- A design that stands out
- Great fun to drive
- Strong resale values for most models
- Rear passenger space is a bit cramped
- Engine parts can be expensive
- Ride can be too firm for some
The Mini Hatch is the epitome of British styling and is packed with heaps of personality. The engines are punchy and the driving position is excellent. The ride can be a bit firm, which means the drive may feel less smooth, but it’s still comfortable.
There are lots of body styles. The three-door hatch and the larger five-door version are the most popular. Both had an update in 2018 which included more tech and more Union Jacks.
The Mini Hatch interior is a great combination of fun and practicality. It’s a retro-cool car with design cues from the classic version. The inside is well laid out with enough gadgets to satisfy tech-lovers.
Infotainment systems are excellent and it also has good tech such as air con and Bluetooth connectivity. There's also the Mini Connected app that allows you to connect your smartphone to your car.
The three-door isn’t the best choice if you have children as it’s less spacious than the five-door. Adults are also going to be a bit squashed because of the limited legroom. The five-door is a more practical choice for families.
The Mini Hatch is great to drive with excellent steering and superb handling. It's also quite compact, which makes it easy to drive around town. The low driving position adds to the sporty and fun feeling as you sit lower to the ground.
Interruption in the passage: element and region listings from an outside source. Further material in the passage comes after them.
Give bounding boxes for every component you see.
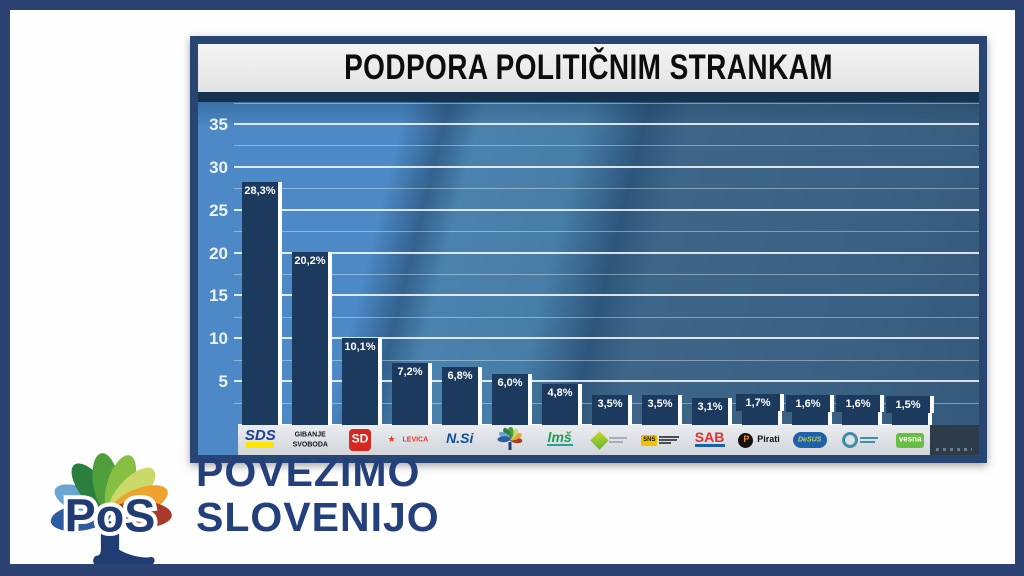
party-logo-gibanje-svoboda: GIBANJE SVOBODA bbox=[292, 430, 328, 449]
bar-dobra-dr-ava bbox=[842, 411, 882, 425]
bar-na-a-de-ela: 3,5% bbox=[592, 395, 632, 425]
bar-value-label: 1,7% bbox=[736, 394, 784, 412]
party-logo-sab: SAB bbox=[695, 430, 725, 447]
poll-panel: PODPORA POLITIČNIM STRANKAM SDS GIBANJE SV… bbox=[190, 36, 987, 463]
gridline bbox=[234, 380, 979, 383]
bar-sab: 3,1% bbox=[692, 398, 732, 425]
bar-value-label: 6,0% bbox=[497, 376, 523, 389]
party-logo-desus: DeSUS bbox=[786, 425, 834, 455]
party-logo-n-si: N.Si bbox=[446, 431, 474, 447]
bar-pirati bbox=[742, 410, 782, 425]
gridline bbox=[234, 145, 979, 147]
gridline bbox=[234, 316, 979, 318]
bar-value-label: 3,5% bbox=[597, 398, 623, 411]
gridline bbox=[234, 274, 979, 276]
party-logo-sds: SDS bbox=[236, 425, 284, 455]
gridline bbox=[234, 208, 979, 211]
bar-levica: 7,2% bbox=[392, 363, 432, 425]
branding-line2: SLOVENIJO bbox=[196, 494, 440, 540]
bar-sns: 3,5% bbox=[642, 395, 682, 425]
page-background: PODPORA POLITIČNIM STRANKAM SDS GIBANJE SV… bbox=[10, 10, 1015, 564]
y-axis-tick: 10 bbox=[209, 329, 228, 349]
bar-n-si: 6,8% bbox=[442, 366, 482, 425]
bar-sd: 10,1% bbox=[342, 338, 382, 425]
y-axis-tick: 20 bbox=[209, 243, 228, 263]
party-logo-strip: SDS GIBANJE SVOBODA SD ★ LEVICA N.Si lmš SNS SAB P… bbox=[238, 424, 930, 455]
chart-title: PODPORA POLITIČNIM STRANKAM bbox=[344, 48, 833, 87]
bar-value-label: 3,1% bbox=[697, 401, 723, 414]
bar-value-label: 1,5% bbox=[886, 396, 934, 414]
bar-value-label: 20,2% bbox=[294, 254, 326, 267]
gridline bbox=[234, 359, 979, 361]
gridline bbox=[234, 165, 979, 168]
bar-value-label: 1,6% bbox=[786, 395, 834, 413]
bar-value-label: 7,2% bbox=[397, 366, 423, 379]
y-axis-tick: 5 bbox=[218, 372, 228, 392]
gridline bbox=[234, 102, 979, 104]
bar-value-label: 4,8% bbox=[547, 386, 573, 399]
y-axis-tick: 35 bbox=[209, 115, 228, 135]
branding-line1: POVEŽIMO bbox=[196, 449, 421, 495]
chart-area: SDS GIBANJE SVOBODA SD ★ LEVICA N.Si lmš SNS SAB P… bbox=[198, 102, 979, 455]
pos-logo-text: PoS bbox=[65, 489, 156, 541]
gridline bbox=[234, 123, 979, 126]
bar-desus bbox=[792, 411, 832, 425]
party-logo-lm-: lmš bbox=[547, 430, 573, 446]
pos-tree-logo: PoS bbox=[50, 453, 172, 564]
party-logo-sns: SNS bbox=[636, 425, 684, 455]
gridline bbox=[234, 251, 979, 254]
bar-value-label: 28,3% bbox=[244, 185, 276, 198]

Mini has always offered a manual gearbox as standard but the Steptronic automatic can provide a more relaxed drive in the city by taking away the need for multiple gear changes.
The diesels are the most fuel-efficient. Mini stopped making them in 2018 but there should be some options available as used buys. The petrol options include the excellent 1.5 litre engine which is used in the entry-level Mini One and the Cooper, although the Copper will be more powerful. The Cooper S is powered by a very punchy 2.0 litre petrol engine.
Used models benefit from the usual depreciation from new, which means you can save money. They also hold their value better than rivals such as the Alfa Romeo MiTo and Fiat 500.
Minis are generally very good on fuel. Insurance can get expensive for the Cooper S and JCW models, so make sure you check this before you buy, especially if you’re a younger driver. The cost of road tax varies so this is also worth checking. Servicing costs are about average even with so many BMW parts.
The Mini Hatch is a reliable car and scores well above average in surveys, but watch out for issues with the air con and some engine components. If you choose a car that’s less than three years old or with under 36,000 miles on the clock, then you might still have Mini’s TLC servicing included.
While Euro NCAP gave the three-door four stars for overall safety back in 2014, every Mini is packed with safety features including all the usual BMW driver assistance systems.
Best for economy - 1.5 Cooper D
Best for family - Five-door Cooper S
Best for fun - John Cooper Works
Choosing which trim you want on your Mini One, Cooper or Cooper S is relatively easy, just select Classic, Sport, Exclusive or the even sportier John Cooper Works.
Aim for one of the Comfort packages on later models but, if you want something a bit sportier, choose the John Cooper Works trim. The 1.5-litre 134 horsepower is a great economical engine with less turbo aggression than in the more powerful Cooper S.